It seems that $x=y=z=1$ is the only solution, but I can't find how to prove it. I've tried defining $a=x-1; b=y-1; c=z-1$, but with no success. Any ideas?
Geometrically, each equation defines a 3D surface. All 3 surfaces are identical, except they are oriented along different axes. We're looking for their intersection.

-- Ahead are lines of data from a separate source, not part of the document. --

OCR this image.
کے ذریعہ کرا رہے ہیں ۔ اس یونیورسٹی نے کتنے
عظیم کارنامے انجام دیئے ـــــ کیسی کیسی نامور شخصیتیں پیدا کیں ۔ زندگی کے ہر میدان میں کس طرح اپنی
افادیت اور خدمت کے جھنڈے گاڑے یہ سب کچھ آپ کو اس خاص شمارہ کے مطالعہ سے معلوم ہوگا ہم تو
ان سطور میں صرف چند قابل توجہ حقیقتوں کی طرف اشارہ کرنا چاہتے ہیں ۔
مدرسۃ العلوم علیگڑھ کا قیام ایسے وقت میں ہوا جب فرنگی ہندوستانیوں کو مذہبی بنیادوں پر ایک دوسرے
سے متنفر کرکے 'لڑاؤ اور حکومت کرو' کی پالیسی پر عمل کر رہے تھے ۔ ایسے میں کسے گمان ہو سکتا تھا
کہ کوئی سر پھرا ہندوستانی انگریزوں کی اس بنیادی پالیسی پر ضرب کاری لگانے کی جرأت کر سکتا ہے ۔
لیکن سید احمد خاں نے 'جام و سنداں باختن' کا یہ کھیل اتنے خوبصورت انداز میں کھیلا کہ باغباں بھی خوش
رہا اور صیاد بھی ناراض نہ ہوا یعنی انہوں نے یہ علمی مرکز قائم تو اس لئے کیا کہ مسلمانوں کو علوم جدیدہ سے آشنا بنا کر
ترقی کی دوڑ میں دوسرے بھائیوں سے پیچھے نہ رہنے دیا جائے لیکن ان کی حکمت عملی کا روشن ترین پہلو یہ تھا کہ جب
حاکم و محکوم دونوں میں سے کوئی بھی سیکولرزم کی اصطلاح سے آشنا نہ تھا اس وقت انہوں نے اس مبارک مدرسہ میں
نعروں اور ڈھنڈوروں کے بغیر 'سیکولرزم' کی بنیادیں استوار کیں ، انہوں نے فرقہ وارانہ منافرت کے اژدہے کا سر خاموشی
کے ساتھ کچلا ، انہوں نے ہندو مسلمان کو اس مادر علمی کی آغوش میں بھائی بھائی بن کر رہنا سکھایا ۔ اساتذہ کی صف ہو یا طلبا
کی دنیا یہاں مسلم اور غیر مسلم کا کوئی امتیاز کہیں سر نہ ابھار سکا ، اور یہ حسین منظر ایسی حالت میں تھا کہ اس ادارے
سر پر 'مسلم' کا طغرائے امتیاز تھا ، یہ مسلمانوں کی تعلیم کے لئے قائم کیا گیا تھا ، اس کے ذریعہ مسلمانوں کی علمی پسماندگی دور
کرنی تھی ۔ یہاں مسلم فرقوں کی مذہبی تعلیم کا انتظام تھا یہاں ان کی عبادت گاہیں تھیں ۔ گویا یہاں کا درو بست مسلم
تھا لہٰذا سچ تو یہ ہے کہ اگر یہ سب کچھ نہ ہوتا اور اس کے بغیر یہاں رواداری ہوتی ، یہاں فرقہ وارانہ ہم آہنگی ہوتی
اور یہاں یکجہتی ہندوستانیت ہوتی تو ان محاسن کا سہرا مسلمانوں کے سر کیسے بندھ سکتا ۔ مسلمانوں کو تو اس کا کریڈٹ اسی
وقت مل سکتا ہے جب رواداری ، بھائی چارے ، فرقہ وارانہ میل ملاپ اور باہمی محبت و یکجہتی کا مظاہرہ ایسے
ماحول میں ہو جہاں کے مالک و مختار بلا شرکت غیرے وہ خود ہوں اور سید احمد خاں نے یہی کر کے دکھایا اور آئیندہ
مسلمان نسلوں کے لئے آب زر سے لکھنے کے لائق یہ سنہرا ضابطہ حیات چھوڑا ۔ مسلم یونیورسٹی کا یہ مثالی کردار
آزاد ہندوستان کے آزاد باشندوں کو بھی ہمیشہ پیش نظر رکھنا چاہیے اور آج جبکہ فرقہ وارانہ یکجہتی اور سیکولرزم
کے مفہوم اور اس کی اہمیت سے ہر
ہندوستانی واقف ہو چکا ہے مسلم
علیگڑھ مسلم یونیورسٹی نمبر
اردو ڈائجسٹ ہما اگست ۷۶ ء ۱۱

The system can be written as:
$$ \begin{align} \begin{cases} \;\; (x-1) &+\;\; (y-1)\,(y+1) &+\;\; (z-1)\,(z^2+z+1) &= 0 \\ \;\; (x-1)\,(x^2+x+1) &+\;\;(y-1) &+\;\; (z-1)\,(z+1) &= 0 \\ \;\; (x-1)\,(x+1) &+\;\;(y-1)\,(y^2+y+1) &+\;\; (z-1) &= 0 \end{cases} \end{align} $$
Regarding it as a linear homogeneous system in $x-1, y-1, z-1$, its determinant is:
$$ \Delta = \begin{vmatrix} 1 &y+1 &z^2+z+1 \\ x^2+x+1 &1 &z+1 \\ x+1 &y^2+y+1 &1 \end{vmatrix} $$
After routine calculations courtesy WA, and using that $x,y,z \gt 0\,$:
$$ \begin{align} \Delta &= x^2 y^2 z^2 + x^2 y^2 z + x^2 y^2 + x^2 y z^2 + x^2 y z + x^2 z^2 + x^2 z + x y^2 z^2 \\ &\;\;\;\; + x y^2 z + x y^2 + x y z^2 + 2 x y z + x y + x z + y^2 z^2 + y z^2 + y z \\ &\gt 0 \end{align} $$
It follows that the only solution is $x-1=y-1=z-1=0\,$.
Wolfram Mathematica confirms that there is only one solution:
Solve[{x + y^2 + z^3 == 3, y + z^2 + x^3 == 3, z + x^2 + y^3 == 3}, {x, y, z}, PositiveReals]
{{x -> 1, y -> 1, z -> 1}}